Рей отлично умела ждать. Она была удивительно терпелива, научившись этому в самом раннем детстве, когда в первое время в Алжире была уверена в том, что родители передумают и вернуться за ней; а сидя в застенках и ожидая казни, девушка отточила это свое мастерство до совершенства.
Рей устроилась в самой большой комнате, возле закопченного камина, который все равно нечем было растопить. На ее удачу в Париже оказалось намного теплее, чем в пригородах, да и куртка, подаренная случайным попутчиком, создавала хотя бы жалкое подобие уюта. Рей привалилась головой к мраморному порталу камина и сама не заметила, как задремала. Тело требовало своего – слишком много времени она провела бодрствуя и не позволяя ему получить полноценный отдых.
Рей не знала, сколько она проспала – глубоко, вязко провалившись в пустоту без сновидений, но когда она была вынуждена открыть глаза, в помещении уже успело стемнеть. Девушку разбудил страшный грохот, доносившийся, казалось бы, со всех сторон. Сердце судорожно забилось, а все конечности напряглись. Немцы – была первая мысль Рей и она резко вскочила на ноги, заметалась, пытаясь придумать, что предпринять. Куда бежать? Где прятаться от бомбежки? И… неужели они вернулись? Она же слышала, что Париж почти свободен, а их отбросили далеко на восток… Или не делать ничего? Ждать, пока на дом упадет бомба, которая наконец-то оборвет все ее страдания, позволив хотя бы умереть в том месте, которое мило ее сердцу?

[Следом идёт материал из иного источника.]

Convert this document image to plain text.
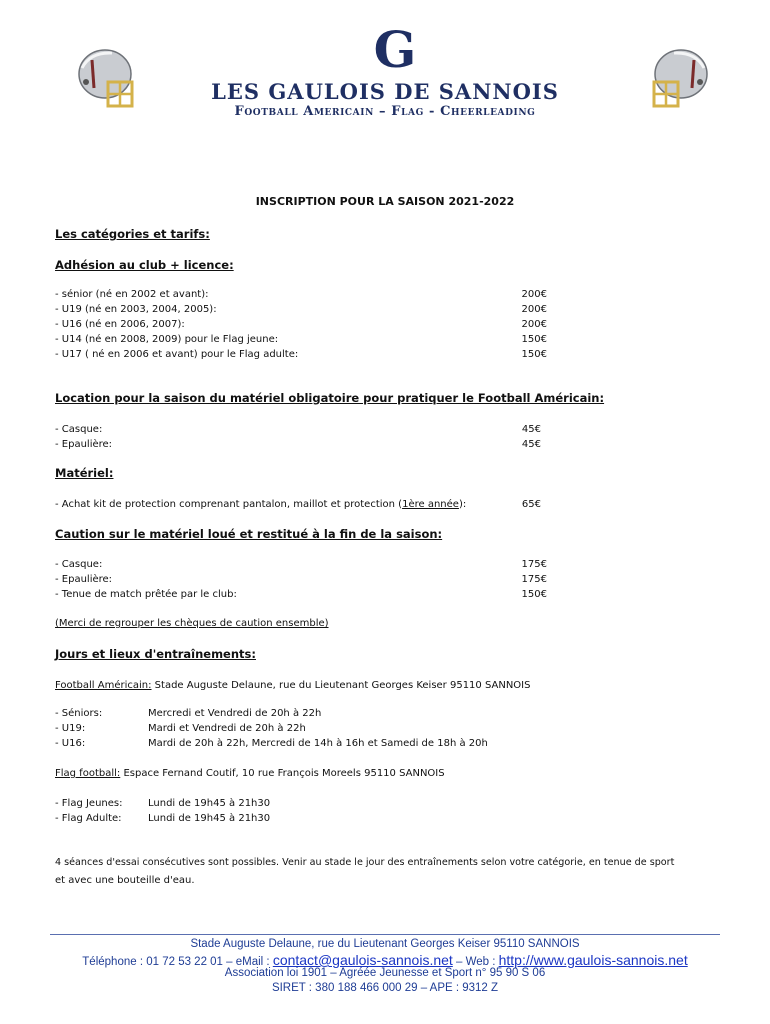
G
LES GAULOIS DE SANNOIS
Football Americain – Flag - Cheerleading
INSCRIPTION POUR LA SAISON 2021-2022
Les catégories et tarifs:
Adhésion au club + licence:
- sénior (né en 2002 et avant):	200€
- U19 (né en 2003, 2004, 2005):	200€
- U16 (né en 2006, 2007):	200€
- U14 (né en 2008, 2009) pour le Flag jeune:	150€
- U17 ( né en 2006 et avant) pour le Flag adulte:	150€
Location pour la saison du matériel obligatoire pour pratiquer le Football Américain:
- Casque:	45€
- Epaulière:	45€
Matériel:
- Achat kit de protection comprenant pantalon, maillot et protection (1ère année):	65€
Caution sur le matériel loué et restitué à la fin de la saison:
- Casque:	175€
- Epaulière:	175€
- Tenue de match prêtée par le club:	150€
(Merci de regrouper les chèques de caution ensemble)
Jours et lieux d'entraînements:
Football Américain: Stade Auguste Delaune, rue du Lieutenant Georges Keiser 95110 SANNOIS
- Séniors:	Mercredi et Vendredi de 20h à 22h
- U19:	Mardi et Vendredi de 20h à 22h
- U16:	Mardi de 20h à 22h, Mercredi de 14h à 16h et Samedi de 18h à 20h
Flag football: Espace Fernand Coutif, 10 rue François Moreels 95110 SANNOIS
- Flag Jeunes:	Lundi de 19h45 à 21h30
- Flag Adulte:	Lundi de 19h45 à 21h30
4 séances d'essai consécutives sont possibles. Venir au stade le jour des entraînements selon votre catégorie, en tenue de sport
et avec une bouteille d'eau.
Stade Auguste Delaune, rue du Lieutenant Georges Keiser 95110 SANNOIS
Téléphone : 01 72 53 22 01 – eMail : contact@gaulois-sannois.net – Web : http://www.gaulois-sannois.net
Association loi 1901 – Agréée Jeunesse et Sport n° 95 90 S 06
SIRET : 380 188 466 000 29 – APE : 9312 Z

Превозмогая страх, Рей решилась подойти к окну и опешила – то, что она приняла за гул двигателей истребителей и взрывы разорвавшихся бомб, оказалось ничем иным, как праздничным салютом, к которому примешивались звуки выстрелов. Девушка выглянула вниз и приметила группу каких-то людей на улице вперемешку с солдатами, стрелявшими в воздух холостыми патронами и выкрикивающими лозунги на бурной смеси разных языков. С другой стороны переулка доносилось пение и смех. И все они вплетались в общую какофонию радости, бесконечный гимн свободы, вырывавшийся как стон из тела уставшего от войны города.

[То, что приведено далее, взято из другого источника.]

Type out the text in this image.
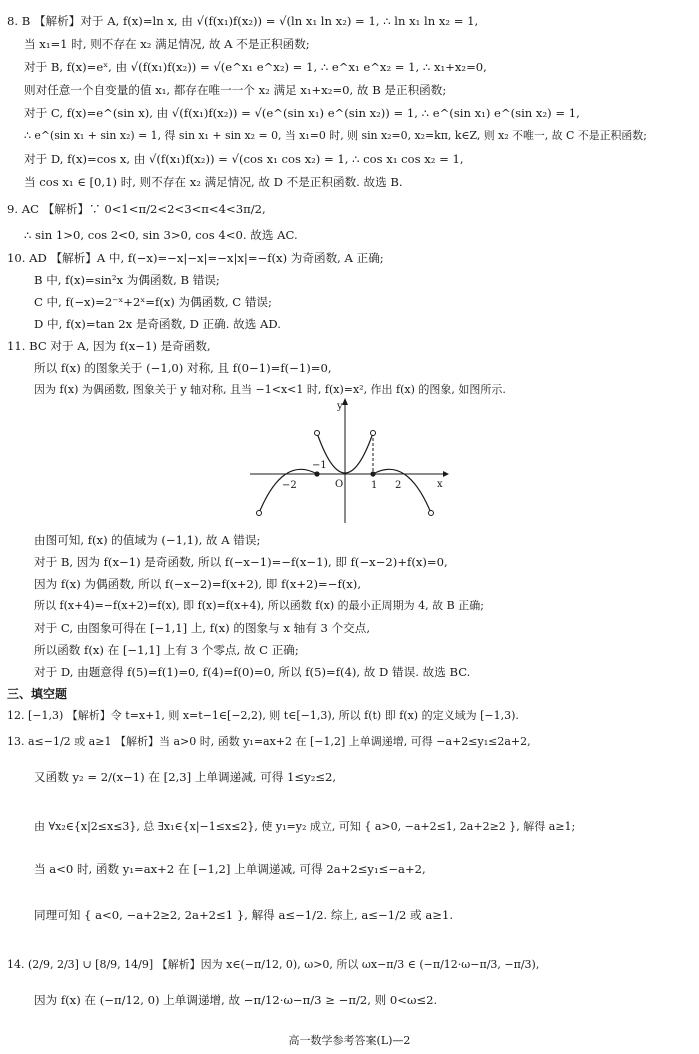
8. B 【解析】对于 A, f(x)=ln x, 由 √(f(x₁)f(x₂)) = √(ln x₁ ln x₂) = 1, ∴ ln x₁ ln x₂ = 1,
当 x₁=1 时, 则不存在 x₂ 满足情况, 故 A 不是正积函数;
对于 B, f(x)=eˣ, 由 √(f(x₁)f(x₂)) = √(e^x₁ e^x₂) = 1, ∴ e^x₁ e^x₂ = 1, ∴ x₁+x₂=0,
则对任意一个自变量的值 x₁, 都存在唯一一个 x₂ 满足 x₁+x₂=0, 故 B 是正积函数;
对于 C, f(x)=e^(sin x), 由 √(f(x₁)f(x₂)) = √(e^(sin x₁) e^(sin x₂)) = 1, ∴ e^(sin x₁) e^(sin x₂) = 1,
∴ e^(sin x₁ + sin x₂) = 1, 得 sin x₁ + sin x₂ = 0, 当 x₁=0 时, 则 sin x₂=0, x₂=kπ, k∈Z, 则 x₂ 不唯一, 故 C 不是正积函数;
对于 D, f(x)=cos x, 由 √(f(x₁)f(x₂)) = √(cos x₁ cos x₂) = 1, ∴ cos x₁ cos x₂ = 1,
当 cos x₁ ∈ [0,1) 时, 则不存在 x₂ 满足情况, 故 D 不是正积函数. 故选 B.
9. AC 【解析】∵ 0<1<π/2<2<3<π<4<3π/2,
∴ sin 1>0, cos 2<0, sin 3>0, cos 4<0. 故选 AC.
10. AD 【解析】A 中, f(−x)=−x|−x|=−x|x|=−f(x) 为奇函数, A 正确;
B 中, f(x)=sin²x 为偶函数, B 错误;
C 中, f(−x)=2⁻ˣ+2ˣ=f(x) 为偶函数, C 错误;
D 中, f(x)=tan 2x 是奇函数, D 正确. 故选 AD.
11. BC 对于 A, 因为 f(x−1) 是奇函数,
所以 f(x) 的图象关于 (−1,0) 对称, 且 f(0−1)=f(−1)=0,
因为 f(x) 为偶函数, 图象关于 y 轴对称, 且当 −1<x<1 时, f(x)=x², 作出 f(x) 的图象, 如图所示.
x
y
O
−2
−1
1 2
由图可知, f(x) 的值域为 (−1,1), 故 A 错误;
对于 B, 因为 f(x−1) 是奇函数, 所以 f(−x−1)=−f(x−1), 即 f(−x−2)+f(x)=0,
因为 f(x) 为偶函数, 所以 f(−x−2)=f(x+2), 即 f(x+2)=−f(x),
所以 f(x+4)=−f(x+2)=f(x), 即 f(x)=f(x+4), 所以函数 f(x) 的最小正周期为 4, 故 B 正确;
对于 C, 由图象可得在 [−1,1] 上, f(x) 的图象与 x 轴有 3 个交点,
所以函数 f(x) 在 [−1,1] 上有 3 个零点, 故 C 正确;
对于 D, 由题意得 f(5)=f(1)=0, f(4)=f(0)=0, 所以 f(5)=f(4), 故 D 错误. 故选 BC.
三、填空题
12. [−1,3) 【解析】令 t=x+1, 则 x=t−1∈[−2,2), 则 t∈[−1,3), 所以 f(t) 即 f(x) 的定义域为 [−1,3).
13. a≤−1/2 或 a≥1 【解析】当 a>0 时, 函数 y₁=ax+2 在 [−1,2] 上单调递增, 可得 −a+2≤y₁≤2a+2,
又函数 y₂ = 2/(x−1) 在 [2,3] 上单调递减, 可得 1≤y₂≤2,
由 ∀x₂∈{x|2≤x≤3}, 总 ∃x₁∈{x|−1≤x≤2}, 使 y₁=y₂ 成立, 可知 { a>0, −a+2≤1, 2a+2≥2 }, 解得 a≥1;
当 a<0 时, 函数 y₁=ax+2 在 [−1,2] 上单调递减, 可得 2a+2≤y₁≤−a+2,
同理可知 { a<0, −a+2≥2, 2a+2≤1 }, 解得 a≤−1/2. 综上, a≤−1/2 或 a≥1.
14. (2/9, 2/3] ∪ [8/9, 14/9] 【解析】因为 x∈(−π/12, 0), ω>0, 所以 ωx−π/3 ∈ (−π/12·ω−π/3, −π/3),
因为 f(x) 在 (−π/12, 0) 上单调递增, 故 −π/12·ω−π/3 ≥ −π/2, 则 0<ω≤2.
高一数学参考答案(L)—2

Рей попятилась от окна и с трудом сдержалась, чтобы не закрыть ставни. Щеки быстро стали влажными от слез. Она опустилась на пол и прижала к груди колени, обнимая их. Всполохи салюта отражались в ее блестящих от слез глазах, окрашивая лицо и расширившиеся зрачки то в алый, то в зеленый. Расцветающие в небе воронки салютов напоминали погибающие звезды. Именно так – из пепла и пыли рождаются новые миры. И сейчас за окнами опустевшей квартиры рождался новый мир – мирный, прекрасный и полный надежд. И Рей не могла избавиться от чувства, что ей в этом чудном мире места не отведено.
Рей так и осталась жить в бывшей квартире Демеронов, кое-как наладив там свой скромный быт. Спала она на груде тряпок, которую стащила со всех помещений; а за пищей ходила в расположившейся неподалеку пункт армии спасения. Скромной порции, которая причиталась пострадавшим от войны, девушке хватало на несколько суток. В один из дней ей даже посчастливилось найти среди завалов здания ниже по улице покореженный старинный шкаф, разобрать его на детали и утащить к себе; чтобы обеспечить себя дровами на случай холодов. Спичек у девушки не было, но она обнадеживала себя, что еще достанет их где-нибудь. И все это время она пыталась найти хоть какую-нибудь работу, но терпела одни лишь разочарования – ртов и рук было слишком много. На любое, даже самое плохенькое местечко, тут же находилась целая армия желающих. С каждым днем Рей все больше утверждалась в мысли, что лучше бы ей покинуть Париж, но пока не могла придумать, куда ей направиться. Вариант с Валансьеном она отвергла, но все еще держала в голове на самый крайний случай.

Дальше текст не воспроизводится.